The results of the 2016 election have put the shoe on the other foot, it would seem.
During the campaign, it was now-President-elect Donald Trump declining to say that he would accept the results of the election -- a move for which Hillary Clinton strongly denounced him. But as of this weekend, Clinton's campaign is participating in a recount of election results spurred by Green Party nominee Jill Stein in Wisconsin and potentially other states.
It's led to claims of Clinton hypocrisy and cries of double standard. Trump summed up those claims via his preferred medium Saturday night and Sunday morning.
As a political strategy, it makes sense, and it feeds into Trump's claims about media bias. Why isn't the media pillorying Clinton, the argument goes, for calling into question the results of the election just like it covered his comments way back when?
But the comparison between what Clinton is doing now and what Trump was talking about doing during the campaign just isn't apples-to-apples.

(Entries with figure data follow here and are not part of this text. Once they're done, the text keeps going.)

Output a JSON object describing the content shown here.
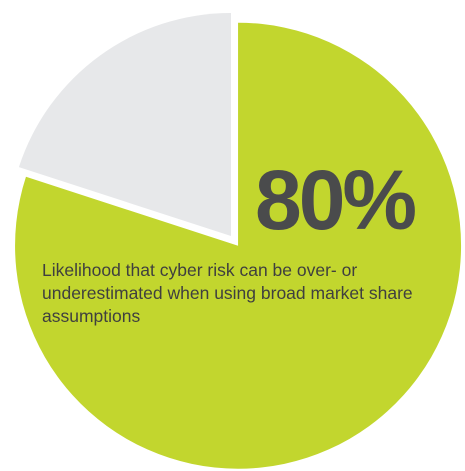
{
  "chart_data": {
    "type": "pie",
    "slices": [
      {
        "label": "Likelihood that cyber risk can be over- or underestimated when using broad market share assumptions",
        "value": 80,
        "color": "#c2d62e",
        "exploded": true
      },
      {
        "label": "",
        "value": 20,
        "color": "#e7e8ea",
        "exploded": false
      }
    ],
    "big_value": "80%",
    "caption": "Likelihood that cyber risk can be over- or underestimated when using broad market share assumptions"
  }
}
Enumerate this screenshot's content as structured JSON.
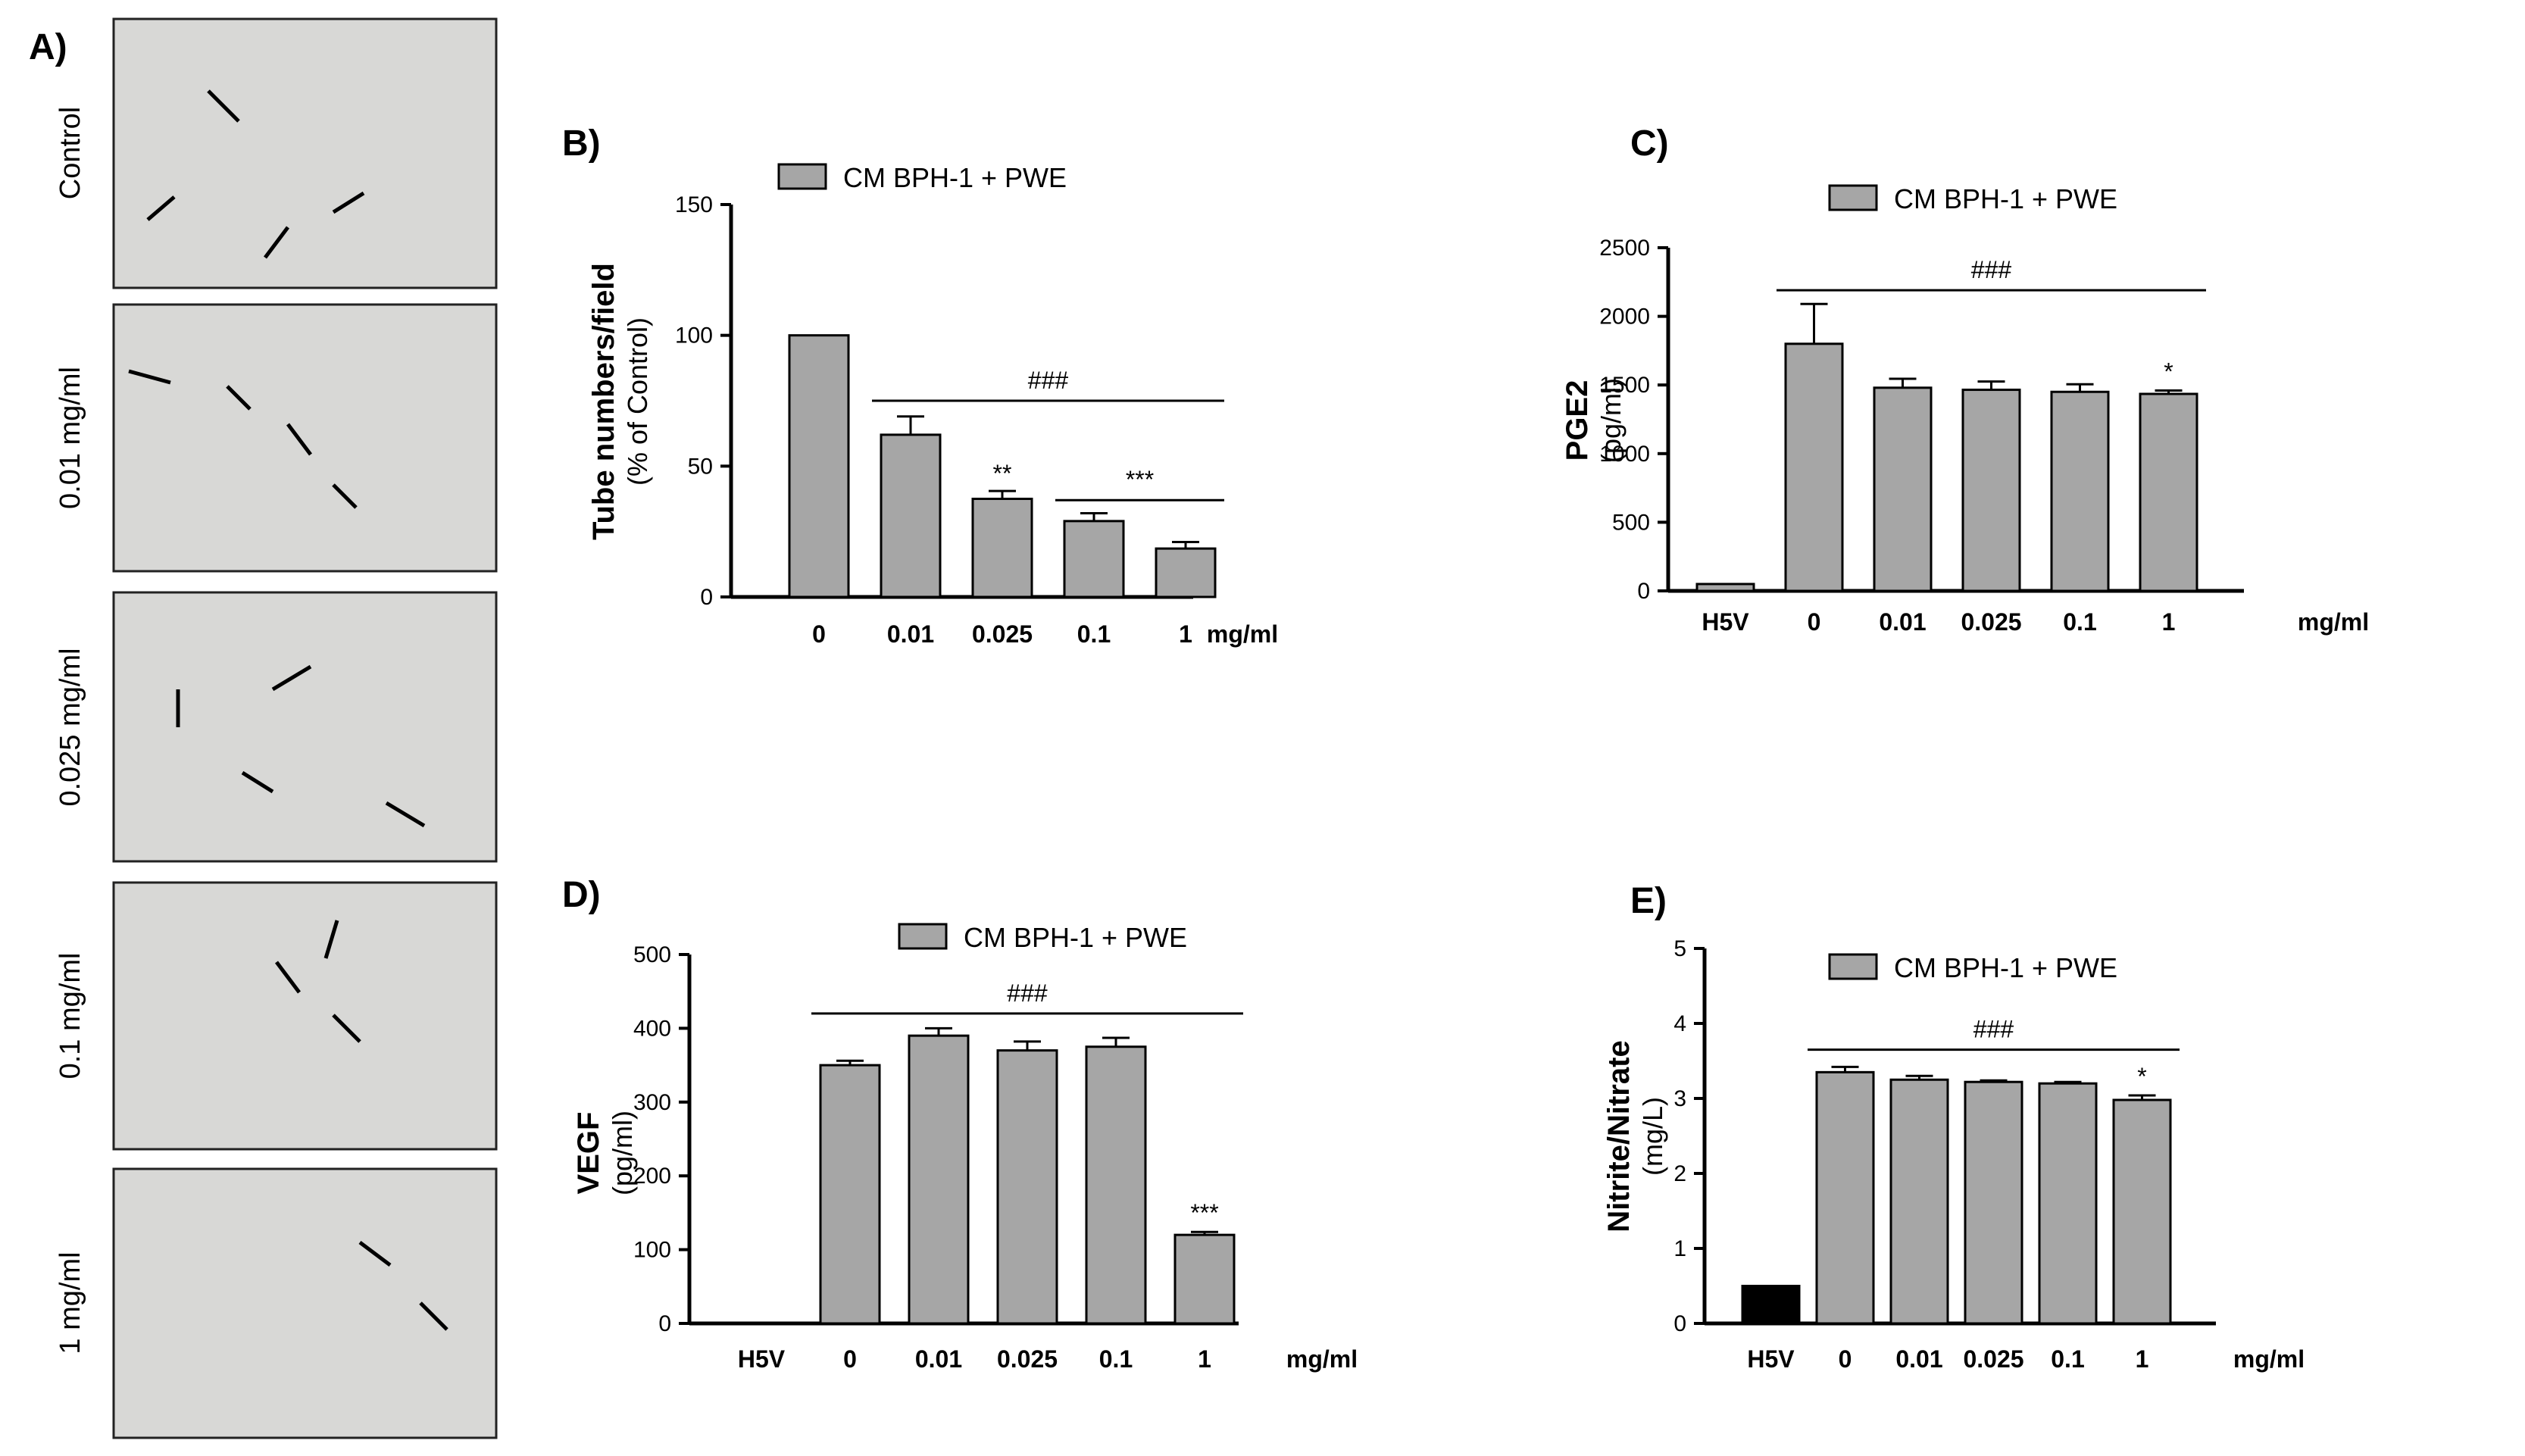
{
  "panel_a": {
    "label": "A)",
    "rows": [
      "Control",
      "0.01 mg/ml",
      "0.025 mg/ml",
      "0.1 mg/ml",
      "1 mg/ml"
    ]
  },
  "colors": {
    "bar": "#a6a6a6",
    "vehicle_bar": "#000000"
  },
  "chart_data": [
    {
      "id": "B",
      "panel_label": "B)",
      "type": "bar",
      "title": "",
      "legend": "CM BPH-1 + PWE",
      "ylabel": "Tube numbers/field",
      "ylabel_sub": "(% of Control)",
      "xlabel": "mg/ml",
      "ylim": [
        0,
        150
      ],
      "yticks": [
        0,
        50,
        100,
        150
      ],
      "categories": [
        "0",
        "0.01",
        "0.025",
        "0.1",
        "1"
      ],
      "values": [
        100,
        62,
        37.5,
        29,
        18.5
      ],
      "errors": [
        0,
        7,
        3,
        3,
        2.5
      ],
      "bar_colors": [
        "gray",
        "gray",
        "gray",
        "gray",
        "gray"
      ],
      "significance": [
        "",
        "",
        "**",
        "",
        ""
      ],
      "brackets": [
        {
          "from": 1,
          "to": 4,
          "label": "###",
          "y": 75
        },
        {
          "from": 3,
          "to": 4,
          "label": "***",
          "y": 37
        }
      ]
    },
    {
      "id": "C",
      "panel_label": "C)",
      "type": "bar",
      "title": "",
      "legend": "CM BPH-1 + PWE",
      "ylabel": "PGE2",
      "ylabel_sub": "(pg/ml)",
      "xlabel": "mg/ml",
      "ylim": [
        0,
        2500
      ],
      "yticks": [
        0,
        500,
        1000,
        1500,
        2000,
        2500
      ],
      "categories": [
        "H5V",
        "0",
        "0.01",
        "0.025",
        "0.1",
        "1"
      ],
      "values": [
        50,
        1800,
        1480,
        1465,
        1450,
        1435
      ],
      "errors": [
        0,
        290,
        65,
        60,
        55,
        25
      ],
      "bar_colors": [
        "gray",
        "gray",
        "gray",
        "gray",
        "gray",
        "gray"
      ],
      "significance": [
        "",
        "",
        "",
        "",
        "",
        "*"
      ],
      "brackets": [
        {
          "from": 1,
          "to": 5,
          "label": "###",
          "y": 2190
        }
      ]
    },
    {
      "id": "D",
      "panel_label": "D)",
      "type": "bar",
      "title": "",
      "legend": "CM BPH-1 + PWE",
      "ylabel": "VEGF",
      "ylabel_sub": "(pg/ml)",
      "xlabel": "mg/ml",
      "ylim": [
        0,
        500
      ],
      "yticks": [
        0,
        100,
        200,
        300,
        400,
        500
      ],
      "categories": [
        "H5V",
        "0",
        "0.01",
        "0.025",
        "0.1",
        "1"
      ],
      "values": [
        0,
        350,
        390,
        370,
        375,
        120
      ],
      "errors": [
        0,
        6,
        10,
        12,
        12,
        4
      ],
      "bar_colors": [
        "gray",
        "gray",
        "gray",
        "gray",
        "gray",
        "gray"
      ],
      "significance": [
        "",
        "",
        "",
        "",
        "",
        "***"
      ],
      "brackets": [
        {
          "from": 1,
          "to": 5,
          "label": "###",
          "y": 420
        }
      ]
    },
    {
      "id": "E",
      "panel_label": "E)",
      "type": "bar",
      "title": "",
      "legend": "CM BPH-1 + PWE",
      "ylabel": "Nitrite/Nitrate",
      "ylabel_sub": "(mg/L)",
      "xlabel": "mg/ml",
      "ylim": [
        0,
        5
      ],
      "yticks": [
        0,
        1,
        2,
        3,
        4,
        5
      ],
      "categories": [
        "H5V",
        "0",
        "0.01",
        "0.025",
        "0.1",
        "1"
      ],
      "values": [
        0.5,
        3.35,
        3.25,
        3.22,
        3.2,
        2.98
      ],
      "errors": [
        0,
        0.07,
        0.05,
        0.02,
        0.02,
        0.06
      ],
      "bar_colors": [
        "black",
        "gray",
        "gray",
        "gray",
        "gray",
        "gray"
      ],
      "significance": [
        "",
        "",
        "",
        "",
        "",
        "*"
      ],
      "brackets": [
        {
          "from": 1,
          "to": 5,
          "label": "###",
          "y": 3.65
        }
      ]
    }
  ]
}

First, Trump was talking about massive election fraud before it was even alleged to have happened. There is very little documented evidence of this in American politics, yet he was out there saying it could and even would happen.
Trump claimed at one point that the only way he could lose Pennsylvania was through large-scale fraud. He urged supporters to monitor the polls. And he was asked about these things when it looked like he was going to lose the race by a substantial margin.
Which brings us to the next point: The question wasn't really about Trump forfeiting his right to participate in recounts or contest a close result -- it often got simplified into "will he or won't he concede" -- but it was really about whether he would concede a race in which the margin wasn't really close.
Trump himself seemed to grasp that difference. Shortly after saying he wouldn't commit to accepting the election results at the third presidential debate, he said this at a rally:
Of course I would accept a clear election result, but I would also reserve my fight to contest or file a legal challenge in the case of a questionable result.
The comment got lost in Trump's showmanship; it came right after he said he would accept the election results before pausing and adding "if I win." And it wasn't at all clear what Trump believed would be a "clear election result" given his prior comments about historic voter fraud. But if Trump had simply said this all along, it probably wouldn't have been a big deal.
Trump added at the same Oct. 20 rally:
That was sort of an unprecedented question. If Al Gore or George Bush had agreed three weeks before the election to concede the results and waive their right to a legal challenge or a recount, then there would be no Supreme Court case and no Gore v. Bush. ...
In effect, I'm being asked to waive centuries of legal precedent designed to protect the voters.
But that wasn't really what Trump was being asked. Trump at times argued that the election was going to be stolen from him almost regardless of what the actual result showed. That's what led to the "unprecedented question." And saying he would accept the result wouldn't have actually prevented him from pursuing legitimate recounts.
It's also worth noting in this that the Clinton campaign hasn't un-conceded the election. It has said that Trump won, and it has tiptoed gently around this whole idea of a recount. It has recognized the likelihood that these recounts won't change much of anything. (As our Philip Bump notes, the evidence of actual, ironclad irregularities is thin right now.)
In his Saturday post on Medium, Clinton campaign lawyer Marc Elias emphasizes, "While that effort has not, in our view, resulted in evidence of manipulation of results, now that a recount is underway, we believe we have an obligation to the more than 64 million Americans who cast ballots for Hillary Clinton to participate in ongoing proceedings to ensure that an accurate vote count will be reported."
Trump won the election because he carried a trio of Rust Belt states by about 1 point or less — Wisconsin by 0.8 percent, Michigan by 0.2 percent and Pennsylvania by 1.1 percent. If the shoe was on the other foot and Clinton had won by such margins, it wouldn't be outlandish for Trump to participate in recounts in one or more of those states.
But that wasn't really what the Trump controversy was about.